Мы сделали в доме небольшую оранжерею в одной из пустых комнат, где проводили большую часть времени за беседой. Дедушкина библиотека была зачитана нами до дыр, каждая книга столько раз обсуждена, что нечего больше и добавить. Вот уже почти двадцать лет мы наслаждаемся обществом друг друга, не замечая, как летит время, и я могу поклясться, что никого лучше мне ещё не доводилось встречать.
Каждое Рождество мы вместе ходим в гости к семье торговца, где нас всегда ждут. Каждое лето на несколько недель ко мне в гости приезжали их дети. Они зовут меня тётей и не знают, что никакого кровного родства между нами нет. Им нравилась долина, нравилось бегать по пустым мрачным коридорам, и я узнавала в маленьких проказниках себя. Сейчас они совсем большие и я всей душой люблю своих «племянников». Они уже не приезжают ко мне жить, но и не забывают меня навещать.
Если бы торговец был обычным человеком, то, вероятно, его дни были бы давно сочтены. Все удивляются его крепкому здоровью , необычайно редкому для такого возраста, но я знаю, что в его мире люди живут намного дольше.
Сейчас мне тридцать восемь лет и прошлое смотрит на меня мёртвыми глазами. Я не могу понять, кто из нас друг за друга крепче держится, но каждую зиму я чувствую, как оно ледяными пальцами хватает меня за шею, а потом лезет под кожу когтями.

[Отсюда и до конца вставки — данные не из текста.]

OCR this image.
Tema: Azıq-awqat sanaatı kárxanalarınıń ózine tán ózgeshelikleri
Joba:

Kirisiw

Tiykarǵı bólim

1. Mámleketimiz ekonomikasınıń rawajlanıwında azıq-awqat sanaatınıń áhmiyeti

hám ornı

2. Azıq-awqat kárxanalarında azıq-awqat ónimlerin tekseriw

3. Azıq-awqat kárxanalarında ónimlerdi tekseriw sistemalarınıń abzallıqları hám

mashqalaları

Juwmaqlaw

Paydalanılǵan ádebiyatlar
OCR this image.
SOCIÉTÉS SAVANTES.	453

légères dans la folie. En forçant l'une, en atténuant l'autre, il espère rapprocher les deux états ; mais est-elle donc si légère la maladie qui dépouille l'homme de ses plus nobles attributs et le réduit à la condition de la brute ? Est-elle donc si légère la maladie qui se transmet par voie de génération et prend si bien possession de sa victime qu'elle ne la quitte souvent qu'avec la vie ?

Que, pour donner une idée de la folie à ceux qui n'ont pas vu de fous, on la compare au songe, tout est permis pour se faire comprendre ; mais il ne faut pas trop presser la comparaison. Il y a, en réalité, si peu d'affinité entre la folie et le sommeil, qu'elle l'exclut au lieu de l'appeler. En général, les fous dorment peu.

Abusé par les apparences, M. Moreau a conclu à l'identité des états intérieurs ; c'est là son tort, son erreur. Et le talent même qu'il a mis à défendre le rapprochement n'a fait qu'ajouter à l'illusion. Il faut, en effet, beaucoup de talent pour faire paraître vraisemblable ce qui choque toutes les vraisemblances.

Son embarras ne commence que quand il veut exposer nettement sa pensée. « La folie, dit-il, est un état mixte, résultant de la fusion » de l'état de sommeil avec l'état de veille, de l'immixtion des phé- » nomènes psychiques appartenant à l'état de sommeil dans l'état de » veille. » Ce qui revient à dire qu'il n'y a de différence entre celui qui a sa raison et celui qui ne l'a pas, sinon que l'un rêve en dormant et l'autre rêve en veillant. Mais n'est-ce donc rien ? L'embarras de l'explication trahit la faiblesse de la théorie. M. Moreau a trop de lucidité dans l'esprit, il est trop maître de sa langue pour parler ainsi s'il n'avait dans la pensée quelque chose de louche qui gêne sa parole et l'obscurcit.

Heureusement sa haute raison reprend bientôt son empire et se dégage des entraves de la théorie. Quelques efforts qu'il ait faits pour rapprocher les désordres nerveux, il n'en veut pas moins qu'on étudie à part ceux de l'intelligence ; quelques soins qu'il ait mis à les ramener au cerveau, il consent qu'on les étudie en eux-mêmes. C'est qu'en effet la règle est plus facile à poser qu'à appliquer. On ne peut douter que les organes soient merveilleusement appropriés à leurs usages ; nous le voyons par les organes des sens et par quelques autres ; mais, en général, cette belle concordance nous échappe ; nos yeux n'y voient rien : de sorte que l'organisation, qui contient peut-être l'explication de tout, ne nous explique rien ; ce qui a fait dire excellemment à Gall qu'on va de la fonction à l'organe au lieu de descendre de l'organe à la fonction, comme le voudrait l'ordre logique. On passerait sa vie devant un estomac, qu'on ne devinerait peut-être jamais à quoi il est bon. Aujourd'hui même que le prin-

А все остальное время поглядывает из тёмных углов дома, шепчется со мной скрипом дверей и иногда приходит во снах.
Я не могу от него избавиться, сколько бы ни пыталась. Я делала перестановку в доме, меняла мебель, шторы, обои, но стоило мне моргнуть, все возвращалось на свои места.
Что с этим делать, я не имею ни малейшего понятия. Первые годы это особенно волновало и пугало меня, той молодой мне казалось, что я схожу с ума. Со временем я привыкла, но боль, к которой мне не хотелось возвращаться, все так же преследовала меня в пережитых вновь моментах из жизни.
Сейчас я сижу у камина, и не решаюсь лечь спать. Я знаю, что только я закрою глаза, мне снова будет восемнадцать. Я буду стоять посреди своей комнаты, слушать грузные шаги уродца, и ничего не делать. Может быть, этой ночью мне удастся что-нибудь изменить? Тогда я стану спокойнее и ужасы прошлого меня отпустят?
Я не знаю, но все равно поднимаюсь с кресла, плещу водой в огонь, и медленно иду в постель.
Может быть, сегодня я покончу с этим, и глаза прошлого закроются навсегда.